Despite this being one of the most profitable periods ever in the U.S. pork industry, the recent USDA Hogs & Pigs Report did not indicate that expansion was taking place.
Kevin Bost, president of Procurement Strategies, in Des Plaines, Ill.; Dr. Chris Hurt, professor in the Department of Agriculture Economics at Purdue University, Lafayette, Ind.; and Victor Aideyan, senior analyst with Hisgraiincommodities.com, in London, Ontario provided insights in a teleconference hosted by the National Pork Board on June 27.
Steve Meyer, president of Paragon Economics, reviewed the numbers provided in the report. He said that the breeding herd is relatively stable, and the March-May pig crop is being “watched closely” at 26.371 million. In addition March-May litters were down sharply at 2.979 million litters and in what is not too surprising, the number of March-May pigs saved per litter was 9.78, down 5 percent from the last report.
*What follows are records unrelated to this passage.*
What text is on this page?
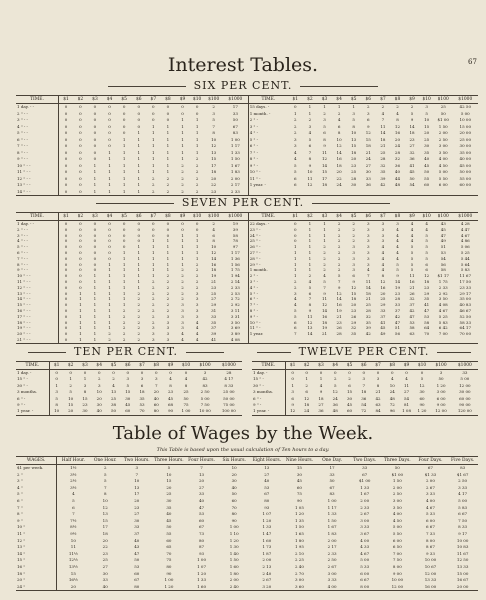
67
Interest Tables.
SIX PER CENT.
TIME.	$1	$2	$3	$4	$5	$6	$7	$8	$9	$10	$100	$1000	TIME.	$1	$2	$3	$4	$5	$6	$7	$8	$9	$10	$100	$1000
1 day. - -	0	0	0	0	0	0	0	0	0	0	2	17	15 days. -	0	1	1	1	1	2	2	2	2	3	25	42 50
2 " - -	0	0	0	0	0	0	0	0	0	0	3	33	1 month. -	1	1	2	2	3	3	4	4	5	5	50	5 00
3 " - -	0	0	0	0	0	0	0	0	1	1	5	50	2 " -	2	2	3	4	5	6	7	8	9	10	$1 00	10 00
4 " - -	0	0	0	0	0	0	1	1	1	1	7	67	3 " -	2	3	5	6	8	9	11	12	14	15	1 50	15 00
5 " - -	0	0	0	0	0	1	1	1	1	1	8	83	4 " -	2	4	6	8	10	12	14	16	18	20	2 00	20 00
6 " - -	0	0	0	0	1	1	1	1	1	1	10	1 00	5 " -	3	5	8	10	13	15	18	20	23	25	2 50	25 00
7 " - -	0	0	0	0	1	1	1	1	1	1	12	1 17	6 " -	3	6	9	12	15	18	21	24	27	30	3 00	30 00
8 " - -	0	0	0	1	1	1	1	1	1	1	13	1 33	7 " -	4	7	11	14	18	21	25	28	32	35	3 50	35 00
9 " - -	0	0	0	1	1	1	1	1	1	2	15	1 50	8 " -	4	8	12	16	20	24	28	32	36	40	4 00	40 00
10 " - -	0	0	1	1	1	1	1	1	2	2	17	1 67	9 " -	5	9	14	18	23	27	32	36	41	45	4 50	45 00
11 " - -	0	0	1	1	1	1	1	1	2	2	18	1 83	10 " -	5	10	15	20	25	30	35	40	45	50	5 00	50 00
12 " - -	0	0	1	1	1	1	2	2	2	2	20	2 00	11 " -	6	11	17	22	28	33	39	44	50	55	5 50	55 00
13 " - -	0	0	1	1	1	1	2	2	2	2	22	2 17	1 year. -	6	12	18	24	30	36	42	48	54	60	6 00	60 00
14 " - -	0	0	1	1	1	1	2	2	2	2	23	2 33													
SEVEN PER CENT.
TIME.	$1	$2	$3	$4	$5	$6	$7	$8	$9	$10	$100	$1000	TIME.	$1	$2	$3	$4	$5	$6	$7	$8	$9	$10	$100	$1000
1 day. - -	0	0	0	0	0	0	0	0	0	0	2	19	22 days. -	0	1	1	2	2	3	3	3	4	4	43	4 28
2 " - -	0	0	0	0	0	0	0	0	0	0	4	39	23 " -	0	1	1	2	2	3	3	4	4	4	45	4 47
3 " - -	0	0	0	0	0	0	0	0	1	1	6	58	24 " -	0	1	1	2	2	3	3	4	4	5	47	4 67
4 " - -	0	0	0	0	0	0	1	1	1	1	8	78	25 " -	0	1	1	2	2	3	3	4	4	5	49	4 86
5 " - -	0	0	0	0	0	1	1	1	1	1	10	97	26 " -	1	1	2	2	3	3	4	4	5	5	51	5 06
6 " - -	0	0	0	0	1	1	1	1	1	1	12	1 17	27 " -	1	1	2	2	3	3	4	4	5	5	53	5 25
7 " - -	0	0	0	0	1	1	1	1	1	1	14	1 36	28 " -	1	1	2	2	3	3	4	4	5	5	54	5 44
8 " - -	0	0	0	1	1	1	1	1	1	2	16	1 56	29 " -	1	1	2	2	3	3	4	5	5	6	56	5 64
9 " - -	0	0	0	1	1	1	1	1	2	2	18	1 75	1 month.	1	1	2	2	3	4	4	5	5	6	58	5 83
10 " - -	0	0	1	1	1	1	1	2	2	2	19	1 94	2 " -	1	2	4	5	6	7	8	9	11	12	$1 17	11 67
11 " - -	0	0	1	1	1	1	2	2	2	2	21	2 14	3 " -	2	4	5	7	9	11	12	14	16	18	1 75	17 50
12 " - -	0	0	1	1	1	1	2	2	2	2	23	2 33	4 " -	2	5	7	9	12	14	16	19	21	23	2 33	23 33
13 " - -	0	1	1	1	1	2	2	2	2	3	25	2 53	5 " -	3	6	9	12	15	18	20	23	26	29	2 92	29 17
14 " - -	0	1	1	1	1	2	2	2	2	3	27	2 72	6 " -	4	7	11	14	18	21	25	28	32	35	3 50	35 00
15 " - -	0	1	1	1	1	2	2	2	3	3	29	2 92	7 " -	4	8	12	16	20	25	29	33	37	41	4 08	40 83
16 " - -	0	1	1	1	2	2	2	2	3	3	31	3 11	8 " -	5	9	14	19	23	28	33	37	42	47	4 67	46 67
17 " - -	0	1	1	1	2	2	2	3	3	3	33	3 31	9 " -	5	11	16	21	26	32	37	42	47	53	5 25	52 50
18 " - -	0	1	1	1	2	2	2	3	3	4	35	3 50	10 " -	6	12	18	23	29	35	41	47	53	58	5 83	58 33
19 " - -	0	1	1	1	2	2	3	3	3	4	37	3 69	11 " -	6	13	19	26	32	39	45	51	58	64	6 42	64 17
20 " - -	0	1	1	2	2	2	3	3	4	4	39	3 89	1 year.	7	14	21	28	35	42	49	56	63	70	7 00	70 00
21 " - -	0	1	1	2	2	2	3	3	4	4	41	4 08													
TEN PER CENT.	TWELVE PER CENT.
TIME.	$1	$2	$3	$4	$5	$6	$7	$8	$9	$10	$100	$1000
1 day. -	0	0	0	0	0	0	0	0	0	0	3	28
15 " -	0	1	1	2	2	3	3	3	4	4	42	4 17
30 " -	1	2	3	3	4	5	6	7	8	8	83	8 33
3 months.	3	5	8	10	13	15	18	20	23	25	2 50	25 00
6 " -	5	10	15	20	25	30	35	40	45	50	5 00	50 00
9 " -	8	15	23	30	38	45	53	60	68	75	7 50	75 00
1 year. -	10	20	30	40	50	60	70	80	90	1 00	10 00	100 00
TIME.	$1	$2	$3	$4	$5	$6	$7	$8	$9	$10	$100	$1000
1 day. -	0	0	0	0	0	0	0	0	0	0	3	33
15 " -	0	1	1	2	2	3	3	4	4	5	50	5 00
30 " -	1	2	4	5	6	7	8	10	11	12	1 20	12 00
3 months.	3	6	9	12	15	18	21	24	27	30	3 00	30 00
6 " -	6	12	18	24	30	36	42	48	54	60	6 00	60 00
9 " -	9	18	27	36	45	54	63	72	81	90	9 00	90 00
1 year. -	12	24	36	48	60	72	84	96	1 08	1 20	12 00	120 00
Table of Wages by the Week.
This Table is based upon the usual calculation of Ten hours to a day.
WAGES.	Half Hour.	One Hour.	Two Hours.	Three Hours.	Four Hours.	Six Hours.	Eight Hours.	Nine Hours.	One Day.	Two Days.	Three Days.	Four Days.	Five Days.
$1 per week.	1½	2	3	5	7	10	13	15	17	33	50	67	83
2 "	3½	5	7	10	13	20	27	30	33	67	$1 00	$1 33	$1 67
3 "	2½	5	10	15	20	30	40	45	50	$1 00	1 50	2 00	2 50
4 "	3½	7	13	20	27	40	53	60	67	1 33	2 00	2 67	3 33
5 "	4	8	17	25	33	50	67	75	83	1 67	2 50	3 33	4 17
6 "	5	10	20	30	40	60	80	90	1 00	2 00	3 00	4 00	5 00
7 "	6	12	23	35	47	70	93	1 05	1 17	2 33	3 50	4 67	5 83
8 "	7	13	27	40	53	80	1 07	1 20	1 33	2 67	4 00	5 33	6 67
9 "	7½	15	30	45	60	90	1 20	1 35	1 50	3 00	4 50	6 00	7 50
10 "	8½	17	33	50	67	1 00	1 33	1 50	1 67	3 33	5 00	6 67	8 33
11 "	9½	18	37	55	73	1 10	1 47	1 65	1 83	3 67	5 50	7 33	9 17
12 "	10	20	40	60	80	1 20	1 60	1 80	2 00	4 00	6 00	8 00	10 00
13 "	11	22	43	65	87	1 30	1 73	1 95	2 17	4 33	6 50	8 67	10 83
14 "	11½	23	47	70	93	1 40	1 87	2 10	2 33	4 67	7 00	9 33	11 67
15 "	12½	25	50	75	1 00	1 50	2 00	2 25	2 50	5 00	7 50	10 00	12 50
16 "	13½	27	53	80	1 07	1 60	2 13	2 40	2 67	5 33	8 00	10 67	13 33
18 "	15	30	60	90	1 20	1 80	2 40	2 70	3 00	6 00	9 00	12 00	15 00
20 "	16½	33	67	1 00	1 33	2 00	2 67	3 00	3 33	6 67	10 00	13 33	16 67
24 "	20	40	80	1 20	1 60	2 40	3 20	3 60	4 00	8 00	12 00	16 00	20 00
“We really saw profitability begin to pick up in Sept. 2013,” says Hurt. “We thought we’d see some expansion showing up, but this report says, no, that is not the case. The other surprise is Mar-May farrowings. We expected intentions to be up a couple percent, but instead it is down fractionally, so it is indicated no expansion.”
Porcine Epidemic Diarrhea virus (PEDv) is likely the culprit in some of the numbers. PEDv is not under control yet and death loss is continuing,” adds Hurt. “Warm months have reduced it but we aren’t under control yet.”
“Profitability has been quite good for almost a year now,” says Bost. “I have the utmost respect for USDA’s numbers and their comprehensive analysis, but for the first time in my career, I can say there’s something here that doesn’t really make sense: I can only find one other year in which the December-February farrowings declined at all, and I’m not believing that the Mar-May farrowings were actually down 5 percent.”
One factor that may impact the numbers is the transition from traditional gestation stalls to pens. Several large integrators have made the commitment to switch to modified housing options and as a result, their gestation barns hold fewer breeding animals. Furthermore, the moratorium on new swine facilities is still in place in North Carolina.
While fewer pigs are going to market, they’re heavier than last year by about 10 pounds/pig. That means the impact to retailers is less than it could have been, so prices are still competitive compared to beef and chicken.